Monday Book Review: “the Constantine Codex’ by Paul L. Maier
Having read a ton of books over my life, there are different levels or formats of writing. There is low-brow, high-brow and the like. This falls somewhere in the middle, as Dr. Maier has a Ph.D. and the writing is simple if not clunky. I imagine his editors, publishers, agents asked him to write a lower standard of English. It’s not that it takes away from the reading, it’s that it’s noticeable, especially for a Doctor.
For the plot, from Amazon:
Harvard Professor Jonathan Weber is finally enjoying a season of peace when a shocking discovery thrusts him into the national spotlight once again. While touring monasteries in Greece, Jon and his wife Shannon—a seasoned archaeologist—uncover an ancient biblical manuscript containing the lost ending of Mark and an additional book of the Bible. If proven authentic, the codex could forever change the way the world views the holy Word of God. As Jon and Shannon work to validate their find, it soon becomes clear that there are powerful forces who don’t want the codex to go public. When it’s stolen en route to America, Jon and Shannon are swept into a deadly race to find the manuscript and confirm its authenticity before it’s lost forever.
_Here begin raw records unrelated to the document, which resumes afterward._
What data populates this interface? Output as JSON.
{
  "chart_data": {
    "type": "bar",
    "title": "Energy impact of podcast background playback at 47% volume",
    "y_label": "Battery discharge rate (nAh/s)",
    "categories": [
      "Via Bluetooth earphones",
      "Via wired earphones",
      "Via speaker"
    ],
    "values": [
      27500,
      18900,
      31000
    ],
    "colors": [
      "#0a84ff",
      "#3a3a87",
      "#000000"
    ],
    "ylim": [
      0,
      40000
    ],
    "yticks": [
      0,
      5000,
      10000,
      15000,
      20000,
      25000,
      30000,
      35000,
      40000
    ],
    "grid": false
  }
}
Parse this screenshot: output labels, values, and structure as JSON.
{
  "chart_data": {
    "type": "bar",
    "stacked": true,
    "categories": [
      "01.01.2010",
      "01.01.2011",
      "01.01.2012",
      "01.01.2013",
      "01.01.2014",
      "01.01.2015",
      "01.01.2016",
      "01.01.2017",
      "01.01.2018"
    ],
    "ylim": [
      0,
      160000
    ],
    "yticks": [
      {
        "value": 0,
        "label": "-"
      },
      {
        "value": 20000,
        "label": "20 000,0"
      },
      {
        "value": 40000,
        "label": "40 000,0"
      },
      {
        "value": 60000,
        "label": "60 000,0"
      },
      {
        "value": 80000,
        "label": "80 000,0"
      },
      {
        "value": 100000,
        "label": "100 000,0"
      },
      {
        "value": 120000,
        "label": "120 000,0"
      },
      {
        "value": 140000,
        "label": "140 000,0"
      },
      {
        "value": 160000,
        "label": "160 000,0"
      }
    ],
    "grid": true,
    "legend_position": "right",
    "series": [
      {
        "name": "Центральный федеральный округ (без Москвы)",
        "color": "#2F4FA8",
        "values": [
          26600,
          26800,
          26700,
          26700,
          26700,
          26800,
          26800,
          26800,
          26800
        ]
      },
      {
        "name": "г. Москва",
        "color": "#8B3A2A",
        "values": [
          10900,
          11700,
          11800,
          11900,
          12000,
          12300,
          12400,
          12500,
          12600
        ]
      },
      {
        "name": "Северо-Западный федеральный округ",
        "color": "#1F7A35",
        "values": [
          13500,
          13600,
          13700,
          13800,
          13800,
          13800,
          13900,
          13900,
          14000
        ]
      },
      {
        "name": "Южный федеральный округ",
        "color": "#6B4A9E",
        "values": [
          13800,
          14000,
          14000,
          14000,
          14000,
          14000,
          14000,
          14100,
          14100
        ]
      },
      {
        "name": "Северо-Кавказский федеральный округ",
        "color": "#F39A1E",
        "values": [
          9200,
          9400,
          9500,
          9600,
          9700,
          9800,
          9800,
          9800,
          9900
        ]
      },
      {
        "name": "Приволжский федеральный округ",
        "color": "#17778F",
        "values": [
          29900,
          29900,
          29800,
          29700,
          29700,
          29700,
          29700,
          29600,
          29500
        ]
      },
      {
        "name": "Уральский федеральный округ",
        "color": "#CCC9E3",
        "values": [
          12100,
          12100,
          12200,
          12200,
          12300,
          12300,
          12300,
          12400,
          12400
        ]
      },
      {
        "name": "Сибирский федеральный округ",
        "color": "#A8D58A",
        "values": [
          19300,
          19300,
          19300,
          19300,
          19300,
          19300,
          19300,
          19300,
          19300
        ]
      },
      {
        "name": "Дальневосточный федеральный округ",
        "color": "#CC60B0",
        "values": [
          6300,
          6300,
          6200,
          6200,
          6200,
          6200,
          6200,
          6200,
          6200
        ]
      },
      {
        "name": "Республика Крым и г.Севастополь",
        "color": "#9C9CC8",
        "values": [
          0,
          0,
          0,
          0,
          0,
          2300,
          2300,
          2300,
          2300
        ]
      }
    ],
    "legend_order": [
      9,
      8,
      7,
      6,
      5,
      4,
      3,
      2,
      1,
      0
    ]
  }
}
Ingenious plot, if not a bit fantastical, but ‘lost books of the bible’ fictional accounts are. You have to suspend a bit of belief, as I do whenever I read a similar story, and let yourself go in the story, the people and the places.
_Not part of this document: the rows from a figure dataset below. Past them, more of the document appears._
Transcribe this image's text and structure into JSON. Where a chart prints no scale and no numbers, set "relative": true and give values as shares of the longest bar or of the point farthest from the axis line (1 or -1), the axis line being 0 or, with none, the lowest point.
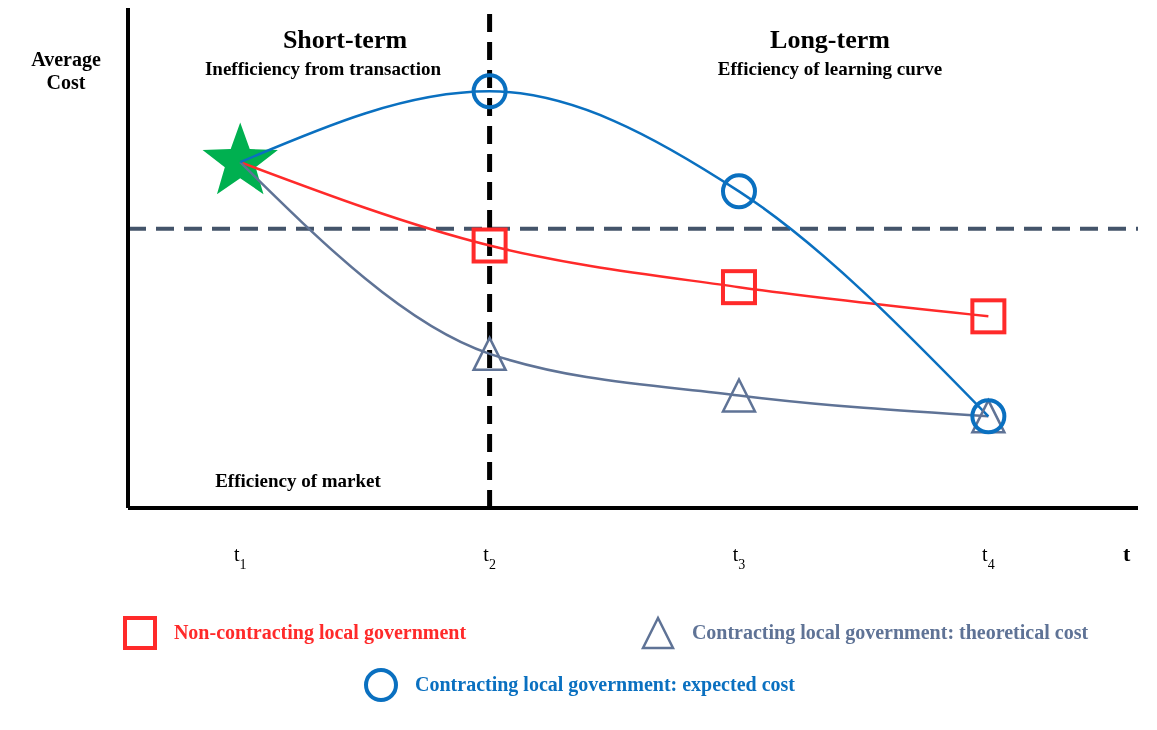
{
  "chart_data": {
    "type": "line",
    "relative": true,
    "ylabel": "Average Cost",
    "xlabel": "t",
    "categories": [
      "t$_{1}$",
      "t$_{2}$",
      "t$_{3}$",
      "t$_{4}$"
    ],
    "series": [
      {
        "name": "Non-contracting local government",
        "color": "#ff2a2a",
        "marker": "square",
        "values": [
          0.83,
          0.63,
          0.53,
          0.46
        ]
      },
      {
        "name": "Contracting local government: theoretical cost",
        "color": "#5f7396",
        "marker": "triangle",
        "values": [
          0.83,
          0.37,
          0.27,
          0.22
        ]
      },
      {
        "name": "Contracting local government: expected cost",
        "color": "#0a70c0",
        "marker": "circle",
        "values": [
          0.83,
          1.0,
          0.76,
          0.22
        ]
      },
      {
        "type": "scatter",
        "color": "#00b050",
        "marker": "star",
        "x": [
          "t$_{1}$"
        ],
        "values": [
          0.83
        ]
      }
    ],
    "ref_lines": [
      {
        "axis": "y",
        "value": 0.67,
        "color": "#44546a",
        "line_style": "dashed"
      },
      {
        "axis": "x",
        "value": "t$_{2}$",
        "color": "#000000",
        "line_style": "dashed"
      }
    ],
    "annotations": [
      "Short-term",
      "Inefficiency from transaction",
      "Long-term",
      "Efficiency of learning curve",
      "Efficiency of market"
    ],
    "grid": false,
    "legend": "bottom"
  }
}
Paul does a great job creating characters and places. You feel that the Drs. Weber could be actual professors but their reaction to the fatwa aren’t as ‘worried’ as they should be. He has death threats against him and he just feels a bit too blase. Maybe that’s discussed in the earlier two books, having not read them, I can only conclude what is presented in “The Constantine Codex”.
The villains are a bit too cartoonish, as villains go. Working behind the scenes, creating disharmony and discord is a bit much. Paul’s presentation of Islam and Muslim beliefs, nations and characters are handled with care and it just fits in the plot.
Overall, the book is enjoyable, a great weekend read and the visuals he creates of the middle east are fantastic.